Nisanga is a 20-year old single mother and the abandoned wife of a fisherman. She works on alternate days as a labourer with the help of her siblings who cannot afford schools and help her to look after her one year old daughter. “I need to feed five mouths and I need to work. I don’t choose because I have no real choice,” she said.

Kalaimagal Arulampalam is the only woman to have a small boutique within the Kampanai camp premises and proudly claims that it has “everything one needs”. She opened her humble boutique as her husband is unable to go fishing. “We have a toddler and parents to care for. But I have everything people here need”, she beamed proudly.

For the educated women in the north too, it is Hobson’s choice. There are no suitable jobs for young women, despite 65% of the unemployed graduates in the north being women. Parameshwary Kandasamy,  an unemployed graduate lamented that women’s choices were less and even then, finding suitable employment was only an idea. “We have colleagues who are compelled to undertake odd jobs simply to keep the home fires burning. Some are even working as day labourers.”

In the north, traditional cultivations including paddy, chillies and onion are slowly recommencing.  Some field workers complained that land degradation was affecting cultivation activities.

Government Agent, Jaffna and Mullaitivu Districts, Imelda Sukumar said that the number of female-headed households was high in the Northern Province as a direct impact of the war. She said the livelihood programmes need to be improved and more industries encouraged to cater to the dire need for jobs. Sukumar attributed the food insecurity in the region to lack of employment opportunities, also the reason for the World Food Programme to extend their food support initiative.

“Returnees with regular incomes have been excluded,” she said.
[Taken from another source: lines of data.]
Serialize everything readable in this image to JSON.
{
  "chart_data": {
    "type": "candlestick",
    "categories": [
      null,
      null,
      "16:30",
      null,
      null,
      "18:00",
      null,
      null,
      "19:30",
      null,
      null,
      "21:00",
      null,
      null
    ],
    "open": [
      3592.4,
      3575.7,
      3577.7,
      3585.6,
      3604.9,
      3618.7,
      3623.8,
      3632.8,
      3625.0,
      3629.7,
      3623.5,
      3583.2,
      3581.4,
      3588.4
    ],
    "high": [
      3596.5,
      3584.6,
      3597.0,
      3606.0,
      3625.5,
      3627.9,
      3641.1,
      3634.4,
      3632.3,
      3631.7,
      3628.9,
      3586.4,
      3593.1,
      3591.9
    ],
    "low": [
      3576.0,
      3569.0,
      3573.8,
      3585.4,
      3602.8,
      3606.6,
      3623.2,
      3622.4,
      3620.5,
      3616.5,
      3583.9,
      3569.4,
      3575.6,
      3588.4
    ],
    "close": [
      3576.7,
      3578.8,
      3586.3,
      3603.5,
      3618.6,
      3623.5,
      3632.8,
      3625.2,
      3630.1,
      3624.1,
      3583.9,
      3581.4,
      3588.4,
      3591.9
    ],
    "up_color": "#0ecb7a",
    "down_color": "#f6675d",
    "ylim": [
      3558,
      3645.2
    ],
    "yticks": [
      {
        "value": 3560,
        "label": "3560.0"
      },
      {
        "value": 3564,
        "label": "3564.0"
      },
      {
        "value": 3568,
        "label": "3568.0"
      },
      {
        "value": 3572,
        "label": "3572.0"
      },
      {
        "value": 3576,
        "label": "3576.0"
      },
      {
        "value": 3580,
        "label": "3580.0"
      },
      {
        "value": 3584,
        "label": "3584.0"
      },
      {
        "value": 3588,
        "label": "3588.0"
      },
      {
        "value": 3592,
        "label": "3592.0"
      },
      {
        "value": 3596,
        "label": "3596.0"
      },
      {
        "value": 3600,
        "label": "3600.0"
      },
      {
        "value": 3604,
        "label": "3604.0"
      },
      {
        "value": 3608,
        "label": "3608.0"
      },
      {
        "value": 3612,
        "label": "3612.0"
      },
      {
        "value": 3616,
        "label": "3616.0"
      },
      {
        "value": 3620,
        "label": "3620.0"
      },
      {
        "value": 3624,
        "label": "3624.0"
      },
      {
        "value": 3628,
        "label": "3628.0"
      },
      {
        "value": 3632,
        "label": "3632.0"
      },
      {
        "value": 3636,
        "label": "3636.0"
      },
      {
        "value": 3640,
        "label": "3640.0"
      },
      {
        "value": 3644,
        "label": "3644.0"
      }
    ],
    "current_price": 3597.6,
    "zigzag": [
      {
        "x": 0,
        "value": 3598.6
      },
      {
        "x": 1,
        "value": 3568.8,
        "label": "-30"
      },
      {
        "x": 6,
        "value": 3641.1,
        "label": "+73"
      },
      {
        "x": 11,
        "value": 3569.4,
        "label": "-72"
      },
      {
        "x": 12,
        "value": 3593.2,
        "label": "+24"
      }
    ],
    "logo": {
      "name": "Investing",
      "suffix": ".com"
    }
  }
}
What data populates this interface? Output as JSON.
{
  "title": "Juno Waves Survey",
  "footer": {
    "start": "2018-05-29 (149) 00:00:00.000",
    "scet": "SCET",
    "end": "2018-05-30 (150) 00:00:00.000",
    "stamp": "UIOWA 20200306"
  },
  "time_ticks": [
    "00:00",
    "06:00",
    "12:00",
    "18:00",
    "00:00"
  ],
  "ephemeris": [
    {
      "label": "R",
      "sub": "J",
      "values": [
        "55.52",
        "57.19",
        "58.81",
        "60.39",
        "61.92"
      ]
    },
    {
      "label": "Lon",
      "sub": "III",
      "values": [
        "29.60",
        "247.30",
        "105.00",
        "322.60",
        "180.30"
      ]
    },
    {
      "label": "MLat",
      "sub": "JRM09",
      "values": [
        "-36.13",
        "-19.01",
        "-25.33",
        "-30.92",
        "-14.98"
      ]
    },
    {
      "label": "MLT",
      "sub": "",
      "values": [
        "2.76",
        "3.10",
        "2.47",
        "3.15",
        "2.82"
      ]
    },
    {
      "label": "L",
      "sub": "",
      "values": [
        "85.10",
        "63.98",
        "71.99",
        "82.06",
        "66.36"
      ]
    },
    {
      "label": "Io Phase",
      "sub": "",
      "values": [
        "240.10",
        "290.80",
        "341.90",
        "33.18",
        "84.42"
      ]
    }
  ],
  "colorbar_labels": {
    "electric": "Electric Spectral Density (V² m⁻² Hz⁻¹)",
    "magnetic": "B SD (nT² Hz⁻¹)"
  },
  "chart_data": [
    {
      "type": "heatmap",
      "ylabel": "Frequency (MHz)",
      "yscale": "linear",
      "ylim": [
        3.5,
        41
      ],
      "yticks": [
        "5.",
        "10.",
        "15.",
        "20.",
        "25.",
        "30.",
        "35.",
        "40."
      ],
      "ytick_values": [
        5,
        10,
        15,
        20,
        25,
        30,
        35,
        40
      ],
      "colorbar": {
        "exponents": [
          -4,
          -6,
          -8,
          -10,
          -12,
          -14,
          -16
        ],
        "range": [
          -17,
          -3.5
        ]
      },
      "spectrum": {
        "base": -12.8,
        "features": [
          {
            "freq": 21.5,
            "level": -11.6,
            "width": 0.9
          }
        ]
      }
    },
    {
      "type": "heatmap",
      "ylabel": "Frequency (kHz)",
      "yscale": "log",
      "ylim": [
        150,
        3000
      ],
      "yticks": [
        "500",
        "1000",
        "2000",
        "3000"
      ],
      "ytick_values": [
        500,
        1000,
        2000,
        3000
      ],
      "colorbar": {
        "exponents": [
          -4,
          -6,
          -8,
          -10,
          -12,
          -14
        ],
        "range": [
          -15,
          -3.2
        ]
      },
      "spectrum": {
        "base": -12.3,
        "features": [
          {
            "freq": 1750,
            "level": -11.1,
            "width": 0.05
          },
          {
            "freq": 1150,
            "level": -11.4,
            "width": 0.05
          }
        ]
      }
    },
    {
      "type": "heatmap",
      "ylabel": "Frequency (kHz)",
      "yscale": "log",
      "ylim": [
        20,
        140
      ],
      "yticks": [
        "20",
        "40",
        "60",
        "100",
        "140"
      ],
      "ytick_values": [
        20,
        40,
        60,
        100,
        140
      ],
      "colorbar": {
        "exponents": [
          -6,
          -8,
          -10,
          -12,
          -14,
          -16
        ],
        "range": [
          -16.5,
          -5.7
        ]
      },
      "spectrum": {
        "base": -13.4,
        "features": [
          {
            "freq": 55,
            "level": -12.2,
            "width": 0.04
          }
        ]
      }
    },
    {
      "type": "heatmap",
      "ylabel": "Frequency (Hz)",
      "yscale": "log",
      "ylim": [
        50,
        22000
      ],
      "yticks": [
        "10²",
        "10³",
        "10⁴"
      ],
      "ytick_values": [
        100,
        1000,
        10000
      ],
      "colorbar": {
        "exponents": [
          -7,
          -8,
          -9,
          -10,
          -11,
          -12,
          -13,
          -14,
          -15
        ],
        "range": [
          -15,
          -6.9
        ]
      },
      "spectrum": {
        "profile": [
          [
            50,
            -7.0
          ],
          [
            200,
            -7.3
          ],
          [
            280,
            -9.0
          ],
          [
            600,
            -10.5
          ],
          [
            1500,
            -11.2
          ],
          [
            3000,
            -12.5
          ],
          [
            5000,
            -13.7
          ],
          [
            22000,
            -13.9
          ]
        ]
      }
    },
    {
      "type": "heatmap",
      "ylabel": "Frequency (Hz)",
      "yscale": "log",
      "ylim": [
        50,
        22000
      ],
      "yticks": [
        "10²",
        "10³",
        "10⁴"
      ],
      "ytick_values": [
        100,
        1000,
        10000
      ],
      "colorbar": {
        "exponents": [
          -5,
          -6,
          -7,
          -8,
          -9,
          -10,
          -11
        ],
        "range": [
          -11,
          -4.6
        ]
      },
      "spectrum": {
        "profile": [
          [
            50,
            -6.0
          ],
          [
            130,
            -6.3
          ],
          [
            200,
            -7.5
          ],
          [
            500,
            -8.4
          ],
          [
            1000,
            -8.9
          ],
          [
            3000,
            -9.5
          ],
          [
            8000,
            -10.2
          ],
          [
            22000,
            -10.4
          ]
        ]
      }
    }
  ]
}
The north is experiencing some livelihood assistance programmes for community-based income generation, cash for work at small infrastructure development projects. “These projects are vital for areas where women carry heavy economic burdens”.

According to Saroja Sivachandran, there are new economic support programmes designed specially for war-affected women. “We give a grant of Rs. 10,000 to run a boutique, packet weighed chilies and coriander for commercial distribution and sewing machines. It is a drop in the ocean but we do try,” she said.